Connect to Your Cause

With your issue planted in your story, it’s time to connect it to your cause. If you are writing about an issue that has local and national organizations, reach to them about your writing with ways you can promote them and maybe they’ll return the favor.

Use social media to promote your writing and the story behind your subject. Write blogs, newsletters, pitch to podcasts, and team up with other writers to feature you in their outlets.

Develop talking points for when you speak with people or groups about your issue. Include reader questions in your book. If you have an author website (and you should) create a resource or media page related to your issue where people can learn more and promote them through social media. Your web resources also show third parties that you’re serious about your issues and are willing to speak as an authority.

All stories come from a place of passion. Connect yours and watch what happens. 

Sharon J. Wishnow is a transplanted New Englander who makes her home in Northern Virginia.
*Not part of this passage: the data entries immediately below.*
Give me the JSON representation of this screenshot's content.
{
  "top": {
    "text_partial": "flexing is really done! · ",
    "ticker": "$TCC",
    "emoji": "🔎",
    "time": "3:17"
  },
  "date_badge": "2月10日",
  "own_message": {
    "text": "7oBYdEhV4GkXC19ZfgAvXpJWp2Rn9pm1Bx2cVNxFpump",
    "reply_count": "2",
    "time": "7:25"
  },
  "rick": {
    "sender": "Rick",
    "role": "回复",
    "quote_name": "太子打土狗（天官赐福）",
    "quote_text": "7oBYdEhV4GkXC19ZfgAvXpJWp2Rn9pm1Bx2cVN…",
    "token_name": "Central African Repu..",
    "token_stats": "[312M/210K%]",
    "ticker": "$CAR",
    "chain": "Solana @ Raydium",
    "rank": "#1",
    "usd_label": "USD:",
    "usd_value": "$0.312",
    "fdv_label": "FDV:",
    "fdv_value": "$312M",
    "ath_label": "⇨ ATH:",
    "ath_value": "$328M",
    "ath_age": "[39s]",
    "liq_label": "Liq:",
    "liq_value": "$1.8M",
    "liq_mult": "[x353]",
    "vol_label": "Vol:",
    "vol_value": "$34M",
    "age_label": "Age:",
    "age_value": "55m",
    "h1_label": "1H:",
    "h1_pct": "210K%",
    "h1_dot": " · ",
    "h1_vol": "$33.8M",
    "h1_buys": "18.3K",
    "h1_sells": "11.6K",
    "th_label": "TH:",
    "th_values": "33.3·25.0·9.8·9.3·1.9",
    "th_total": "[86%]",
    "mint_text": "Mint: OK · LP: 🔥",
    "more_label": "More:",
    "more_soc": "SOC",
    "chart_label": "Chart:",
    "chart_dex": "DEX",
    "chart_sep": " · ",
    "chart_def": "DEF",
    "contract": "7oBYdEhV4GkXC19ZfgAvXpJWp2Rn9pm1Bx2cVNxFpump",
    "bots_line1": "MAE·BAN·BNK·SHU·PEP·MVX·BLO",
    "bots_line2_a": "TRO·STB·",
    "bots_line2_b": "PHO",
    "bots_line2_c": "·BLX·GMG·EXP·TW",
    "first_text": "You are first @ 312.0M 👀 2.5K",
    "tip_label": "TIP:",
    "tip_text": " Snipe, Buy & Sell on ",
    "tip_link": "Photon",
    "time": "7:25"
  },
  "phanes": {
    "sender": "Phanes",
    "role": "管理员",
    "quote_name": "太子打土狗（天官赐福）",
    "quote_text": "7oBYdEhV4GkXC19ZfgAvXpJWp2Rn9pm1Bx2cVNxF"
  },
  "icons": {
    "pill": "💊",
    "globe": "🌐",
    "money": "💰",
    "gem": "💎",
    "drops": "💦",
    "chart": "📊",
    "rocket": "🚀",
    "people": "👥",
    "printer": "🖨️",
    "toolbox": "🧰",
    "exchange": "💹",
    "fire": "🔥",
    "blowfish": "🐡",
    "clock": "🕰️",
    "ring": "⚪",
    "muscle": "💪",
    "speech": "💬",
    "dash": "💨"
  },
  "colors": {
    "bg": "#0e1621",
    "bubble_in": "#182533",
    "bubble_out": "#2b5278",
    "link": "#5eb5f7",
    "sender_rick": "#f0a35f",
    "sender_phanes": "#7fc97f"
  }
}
In addition to writing upmarket fiction with environmental themes, Sharon writes non-fiction in the science, technology, and business categories with a passion for research, seashells, birds, and the ocean. She has been a member of the Boston Malacological Club since she was ten years old. She credits growing up by the ocean and family camping trips for her love and respect for all that is outside her door.

“I write stories about flawed, strong women with plots that have environmental themes that show how changes in the environment change people.”

Sharon is the former Vice President of Communications for the Women’s Fiction Writers Association (WFWA), the founder of Women’s Fiction Day, and is the Executive Editor of the WFWA magazine, WriteOn! She has an MFA from George Mason University, a publications certification from George Washington University, and a BA from Clark University. She regularly speaks about research and writing and publishes a regular newsletter, Research for Writers and Other Curious People.

When she’s not writing or researching, you can find her in the garden, watching the birds in her backyard, or feeding peanuts to her local squirrels.

THE PELICAN TIDE, Sharon J. Wishnow

After disaster strikes, a Louisiana family and their community need to prove to each other and the world that their bond is thicker than the oil threatening their shores in Sharon J. Wishnow’s stunning debut novel.

It’s taken Chef Josie Babineaux six months to reconcile the debts left from her husband Brian’s gambling along with her broken heart. But now with a promising tourist season heating up and a travel magazine declaring her the spice queen of the bayou, she may be able to save her family’s historic Cajun restaurant. Repairing her relationship with her daughter, Minnow, while hiding the true reason she left her husband is a bigger issue.

Just as the first tourists arrive, an explosion on an oil platform in the Gulf of Mexico shatters their fragile plans. With her island community at the epicenter of the oil spill, everything is endangered, including the restaurant’s beloved mascot―a brown pelican dear to the family’s heart.

Josie realizes her family needs more than financial recovery. Only reconciling her past and revealing the truth can clean up the guilt and hurt pooling under the surface. And maybe, with enough honesty, this family can find renewal.